The one exception to the no-income rule: if the sponsored person has a dependent child who also has dependent children of their own, a minimum income calculation applies. This is unusual but worth checking before submitting the financial forms.

A Note From Can X Global Solutions

At Can X Global Solutions, one of the most frequent financial questions we receive is about what happens to fees if an application is returned or refused. The short answer is that the sponsorship fee and biometrics fee are never coming back once the application is submitted and processed. The RPRF is the only safety net. That financial reality is one of the strongest arguments for submitting a complete, professionally reviewed application from the start. The cost of a return or a refusal is not just the lost fees. It is the months of delay, the emotional toll, and the fees you pay again on resubmission.

Frequently Asked Questions

Can I pay IRCC fees in instalments?

No. IRCC requires full payment at submission. You cannot split payments across sessions or defer any fee except the RPRF ($575), which IRCC specifically allows to be paid later in the process. If cash flow is a concern, paying $715 upfront and deferring the $575 RPRF is the only built-in flexibility IRCC provides.

If my application is refused, what fees do I get back?

The RPRF ($575) is refundable if the application is refused before a visa is issued. The sponsorship fee ($85), principal applicant processing fee ($545), and biometrics fee ($85) are not refunded. Submit a refund request through your IRCC secure account or by contacting IRCC directly. The process takes up to eight weeks.

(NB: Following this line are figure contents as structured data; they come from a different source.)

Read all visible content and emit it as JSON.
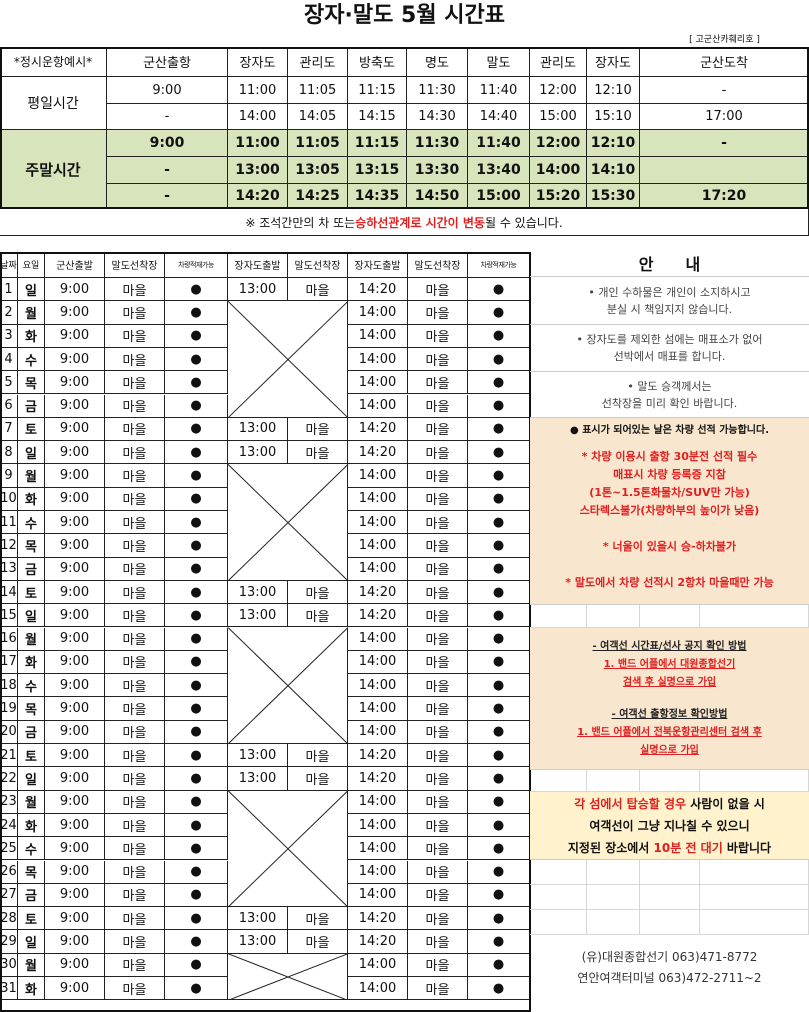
{
  "title": "장자·말도 5월 시간표",
  "operator_tag": "[ 고군산카훼리호 ]",
  "top": {
    "corner": "*정시운항예시*",
    "headers": [
      "군산출항",
      "장자도",
      "관리도",
      "방축도",
      "명도",
      "말도",
      "관리도",
      "장자도",
      "군산도착"
    ],
    "weekday_label": "평일시간",
    "weekday_rows": [
      [
        "9:00",
        "11:00",
        "11:05",
        "11:15",
        "11:30",
        "11:40",
        "12:00",
        "12:10",
        "-"
      ],
      [
        "-",
        "14:00",
        "14:05",
        "14:15",
        "14:30",
        "14:40",
        "15:00",
        "15:10",
        "17:00"
      ]
    ],
    "weekend_label": "주말시간",
    "weekend_rows": [
      [
        "9:00",
        "11:00",
        "11:05",
        "11:15",
        "11:30",
        "11:40",
        "12:00",
        "12:10",
        "-"
      ],
      [
        "-",
        "13:00",
        "13:05",
        "13:15",
        "13:30",
        "13:40",
        "14:00",
        "14:10",
        ""
      ],
      [
        "-",
        "14:20",
        "14:25",
        "14:35",
        "14:50",
        "15:00",
        "15:20",
        "15:30",
        "17:20"
      ]
    ],
    "note_pre": "※ 조석간만의 차 또는 ",
    "note_red": "승하선관계로 시간이 변동",
    "note_post": " 될 수 있습니다."
  },
  "daily": {
    "headers": [
      "날짜",
      "요일",
      "군산출발",
      "말도선착장",
      "차량적재가능",
      "장자도출발",
      "말도선착장",
      "장자도출발",
      "말도선착장",
      "차량적재가능"
    ],
    "rows": [
      [
        "1",
        "일",
        "9:00",
        "마을",
        "●",
        "13:00",
        "마을",
        "14:20",
        "마을",
        "●"
      ],
      [
        "2",
        "월",
        "9:00",
        "마을",
        "●",
        "",
        "",
        "14:00",
        "마을",
        "●"
      ],
      [
        "3",
        "화",
        "9:00",
        "마을",
        "●",
        "",
        "",
        "14:00",
        "마을",
        "●"
      ],
      [
        "4",
        "수",
        "9:00",
        "마을",
        "●",
        "",
        "",
        "14:00",
        "마을",
        "●"
      ],
      [
        "5",
        "목",
        "9:00",
        "마을",
        "●",
        "",
        "",
        "14:00",
        "마을",
        "●"
      ],
      [
        "6",
        "금",
        "9:00",
        "마을",
        "●",
        "",
        "",
        "14:00",
        "마을",
        "●"
      ],
      [
        "7",
        "토",
        "9:00",
        "마을",
        "●",
        "13:00",
        "마을",
        "14:20",
        "마을",
        "●"
      ],
      [
        "8",
        "일",
        "9:00",
        "마을",
        "●",
        "13:00",
        "마을",
        "14:20",
        "마을",
        "●"
      ],
      [
        "9",
        "월",
        "9:00",
        "마을",
        "●",
        "",
        "",
        "14:00",
        "마을",
        "●"
      ],
      [
        "10",
        "화",
        "9:00",
        "마을",
        "●",
        "",
        "",
        "14:00",
        "마을",
        "●"
      ],
      [
        "11",
        "수",
        "9:00",
        "마을",
        "●",
        "",
        "",
        "14:00",
        "마을",
        "●"
      ],
      [
        "12",
        "목",
        "9:00",
        "마을",
        "●",
        "",
        "",
        "14:00",
        "마을",
        "●"
      ],
      [
        "13",
        "금",
        "9:00",
        "마을",
        "●",
        "",
        "",
        "14:00",
        "마을",
        "●"
      ],
      [
        "14",
        "토",
        "9:00",
        "마을",
        "●",
        "13:00",
        "마을",
        "14:20",
        "마을",
        "●"
      ],
      [
        "15",
        "일",
        "9:00",
        "마을",
        "●",
        "13:00",
        "마을",
        "14:20",
        "마을",
        "●"
      ],
      [
        "16",
        "월",
        "9:00",
        "마을",
        "●",
        "",
        "",
        "14:00",
        "마을",
        "●"
      ],
      [
        "17",
        "화",
        "9:00",
        "마을",
        "●",
        "",
        "",
        "14:00",
        "마을",
        "●"
      ],
      [
        "18",
        "수",
        "9:00",
        "마을",
        "●",
        "",
        "",
        "14:00",
        "마을",
        "●"
      ],
      [
        "19",
        "목",
        "9:00",
        "마을",
        "●",
        "",
        "",
        "14:00",
        "마을",
        "●"
      ],
      [
        "20",
        "금",
        "9:00",
        "마을",
        "●",
        "",
        "",
        "14:00",
        "마을",
        "●"
      ],
      [
        "21",
        "토",
        "9:00",
        "마을",
        "●",
        "13:00",
        "마을",
        "14:20",
        "마을",
        "●"
      ],
      [
        "22",
        "일",
        "9:00",
        "마을",
        "●",
        "13:00",
        "마을",
        "14:20",
        "마을",
        "●"
      ],
      [
        "23",
        "월",
        "9:00",
        "마을",
        "●",
        "",
        "",
        "14:00",
        "마을",
        "●"
      ],
      [
        "24",
        "화",
        "9:00",
        "마을",
        "●",
        "",
        "",
        "14:00",
        "마을",
        "●"
      ],
      [
        "25",
        "수",
        "9:00",
        "마을",
        "●",
        "",
        "",
        "14:00",
        "마을",
        "●"
      ],
      [
        "26",
        "목",
        "9:00",
        "마을",
        "●",
        "",
        "",
        "14:00",
        "마을",
        "●"
      ],
      [
        "27",
        "금",
        "9:00",
        "마을",
        "●",
        "",
        "",
        "14:00",
        "마을",
        "●"
      ],
      [
        "28",
        "토",
        "9:00",
        "마을",
        "●",
        "13:00",
        "마을",
        "14:20",
        "마을",
        "●"
      ],
      [
        "29",
        "일",
        "9:00",
        "마을",
        "●",
        "13:00",
        "마을",
        "14:20",
        "마을",
        "●"
      ],
      [
        "30",
        "월",
        "9:00",
        "마을",
        "●",
        "",
        "",
        "14:00",
        "마을",
        "●"
      ],
      [
        "31",
        "화",
        "9:00",
        "마을",
        "●",
        "",
        "",
        "14:00",
        "마을",
        "●"
      ]
    ]
  },
  "info": {
    "title": "안　　내",
    "n1": [
      "• 개인 수하물은 개인이 소지하시고",
      "분실 시 책임지지 않습니다."
    ],
    "n2": [
      "• 장자도를 제외한 섬에는 매표소가 없어",
      "선박에서 매표를 합니다."
    ],
    "n3": [
      "• 말도 승객께서는",
      "선착장을 미리 확인 바랍니다."
    ],
    "car_note": "● 표시가 되어있는 날은 차량 선적 가능합니다.",
    "car_red": [
      "* 차량 이용시 출항 30분전 선적 필수",
      "매표시 차량 등록증 지참",
      "(1톤~1.5톤화물차/SUV만 가능)",
      "스타렉스불가(차량하부의 높이가 낮음)"
    ],
    "wave": "* 너울이 있을시 승-하차불가",
    "mal": "* 말도에서 차량 선적시 2항차 마을때만 가능",
    "band1_title": "- 여객선 시간표/선사 공지 확인 방법",
    "band1": [
      "1. 밴드 어플에서 대원종합선기",
      "검색 후 실명으로 가입"
    ],
    "band2_title": "- 여객선 출항정보 확인방법",
    "band2": [
      "1. 밴드 어플에서 전북운항관리센터 검색 후",
      "실명으로 가입"
    ],
    "wait_red1": "각 섬에서 탑승할 경우",
    "wait_1": " 사람이 없을 시",
    "wait_2": "여객선이 그냥 지나칠 수 있으니",
    "wait_3": "지정된 장소에서 ",
    "wait_red3": "10분 전 대기",
    "wait_4": " 바랍니다",
    "contact1": "(유)대원종합선기  063)471-8772",
    "contact2": "연안여객터미널 063)472-2711~2"
  },
  "colors": {
    "weekend_green": "#d8e4bc",
    "beige": "#f9e6cf",
    "yellow": "#fff2cc",
    "red": "#e02020"
  }
}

Do I pay biometrics again if my spouse provided them recently for a visa?

Yes. Biometrics collected for a temporary resident application such as a visitor visa or work permit are not transferable to a permanent residence file. Your spouse must pay the $85 biometrics fee and attend a collection site again for the spousal sponsorship application, regardless of when biometrics were previously provided.

How much do I pay upfront if I defer the RPRF?

If you defer the RPRF, you pay $715 at submission for a couple with no dependants: $85 sponsorship + $545 processing + $85 biometrics. The $575 RPRF is then due before permanent residence is finalized. IRCC will contact you with payment instructions at that stage. Deferring may slow the final approval step, so paying upfront is recommended where financially feasible.

I am a Quebec sponsor. Do I pay the MIFI fees at the same time as the IRCC fees?

No. MIFI fees are paid separately, in a separate process, at a different stage. Federal IRCC fees are paid at application submission. The MIFI undertaking application and its fees are only submitted after IRCC has approved the sponsor’s eligibility and instructed you to proceed with the provincial undertaking. Do not send MIFI fees to IRCC or include them in your IRCC application package.

Are there any fee waivers for spousal sponsorship?

IRCC occasionally introduces temporary public policies that waive fees for specific groups in exceptional circumstances, such as humanitarian crises. These are situation-specific and not generally applicable. No standing fee waiver exists for spousal sponsorship in 2026. Check canada.ca for any active public policies that may apply to your specific situation.